The Vulnerable Thinker

Consider separately a friend’s reaction to the following statements:

  • “I’ve started collecting beetle specimens from local woodlands.”
  • “I’m not going to have kids.”
  • “I don’t think our government should increase taxes to help the poor.”
  • “I don’t think our government should recognize the right of gay people to marry.”
  • “I don’t think monogamy is the best relationship style for everyone.”
  • “I think religion is false and harmful. There is no good reason to believe in a god.”

The vast majority of people listening to each of these will make an immediate judgment about the speaker’s character, worldview, intentions and intellectual cohorts. Many will also take personal offense from some of these statements, despite the fact that all of them concern only the speaker’s own mind or activities. (And no, I don’t agree with all of these statements.)

We are programmed, as social and tribal creatures, to react quickly and negatively to any ideas that might jeopardize the state of our selves or our tribe. The world of ideas has big stakes and most of us are unsophisticated players, so it makes sense that any given player would be conservative in their play. Our primary focus is on retaining the assets—or what we think of as assets, but are often handicaps—that we have already accumulated. Our handicaps are often buried right alongside our assets, all as some form of bias or belief: monogamy is obviously right because I practice it and everyone else has for centuries; I shouldn’t steal because it will devalue my reputation; only unfeeling people could possibly object to government welfare; kindness will pay dividends and should be practiced whenever possible; religion is the sole source of morality.

Conservatism of the mind is an exclusionary practice. The judging listener above is missing out on intellectual exploration: maybe each of those statements sounds strange, wrong or offensive, but perhaps the speaker has unique and interesting insights that the listener would not have otherwise considered. What if the speaker doesn’t want government to help the poor because she has found a much more effective way to do so without government?

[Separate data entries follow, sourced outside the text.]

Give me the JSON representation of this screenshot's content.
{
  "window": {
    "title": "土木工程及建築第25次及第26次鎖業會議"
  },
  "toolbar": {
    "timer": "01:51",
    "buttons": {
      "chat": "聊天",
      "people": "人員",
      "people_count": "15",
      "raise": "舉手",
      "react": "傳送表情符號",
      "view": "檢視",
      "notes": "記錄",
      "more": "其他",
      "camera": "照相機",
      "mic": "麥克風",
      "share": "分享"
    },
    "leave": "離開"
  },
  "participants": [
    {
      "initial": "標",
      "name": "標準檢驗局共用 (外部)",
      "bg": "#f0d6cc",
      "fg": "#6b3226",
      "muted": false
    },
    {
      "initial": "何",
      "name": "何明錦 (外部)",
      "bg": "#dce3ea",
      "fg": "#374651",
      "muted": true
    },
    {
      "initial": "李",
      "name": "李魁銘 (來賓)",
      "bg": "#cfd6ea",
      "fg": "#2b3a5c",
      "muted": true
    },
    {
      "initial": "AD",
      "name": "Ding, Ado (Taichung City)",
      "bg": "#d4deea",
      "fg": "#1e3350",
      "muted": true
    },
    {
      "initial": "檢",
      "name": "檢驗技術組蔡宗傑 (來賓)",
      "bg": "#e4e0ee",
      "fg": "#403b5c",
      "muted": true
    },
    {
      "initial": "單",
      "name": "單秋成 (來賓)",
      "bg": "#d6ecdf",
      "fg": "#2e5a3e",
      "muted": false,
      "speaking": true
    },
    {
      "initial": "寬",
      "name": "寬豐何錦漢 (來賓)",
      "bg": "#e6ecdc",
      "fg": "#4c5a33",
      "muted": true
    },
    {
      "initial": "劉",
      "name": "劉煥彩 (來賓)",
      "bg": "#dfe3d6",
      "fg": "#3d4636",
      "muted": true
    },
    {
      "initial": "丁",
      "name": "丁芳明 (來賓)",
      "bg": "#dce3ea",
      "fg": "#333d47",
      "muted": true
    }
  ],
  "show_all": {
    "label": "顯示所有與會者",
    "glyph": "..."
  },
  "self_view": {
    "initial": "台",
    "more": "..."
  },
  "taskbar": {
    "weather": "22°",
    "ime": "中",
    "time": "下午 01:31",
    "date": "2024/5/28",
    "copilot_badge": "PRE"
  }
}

What if her lack of desire for children will enable a wealth of creation and contribution to humanity that would otherwise be impossible?

The fact that most listeners would miss out on potentially great ideas or important arguments is merely sad, though; their personal loss and intellectual sclerosis is tragic in a small sense. There is a consequence of their quick judgment and closed mindedness that is much more pernicious, however. An idea extinguished or ridiculed in its infancy could—and over the limit of all new ideas, will—destroy a branch of thought that would have significantly improved the greater human condition. Ideas are precious and fragile at the point of creation, as their creator is vulnerable. Judgments and unthinking rejection of those ideas come so effortlessly, but are at the same time so incredibly destructive to new ways of thinking and to a particular thinker’s courage.

As far as we have progressed as a species over the past few millennia, it is undoubtable that we continue to extinguish potential sources of future greatness and accomplishment without a second thought. This phenomenon is tragic on a massive scale. That a species would strive for enough intelligence to find purpose beyond its mere daily survival, succeed in that endeavor, and then systematically squash new sources of intellectual progress due to its laziness and petty tribalism is deeply agonizing.

To the thinker and the speaker we can say: we admire your courage in our better moments, we appreciate your vulnerability when expressing new and sometimes unpopular views and we will continue to strive for progress through intellectual curiosity and engagement of our strange friends and their sometimes wacky ideas. We will maintain a healthy skepticism and we will always press for evidence and sound logic, but we will not dismiss you out of hand because your idea is alien or seems to threaten a worldview with which we have become lazily complacent.

May our open minds be rigorous, generous and always curious.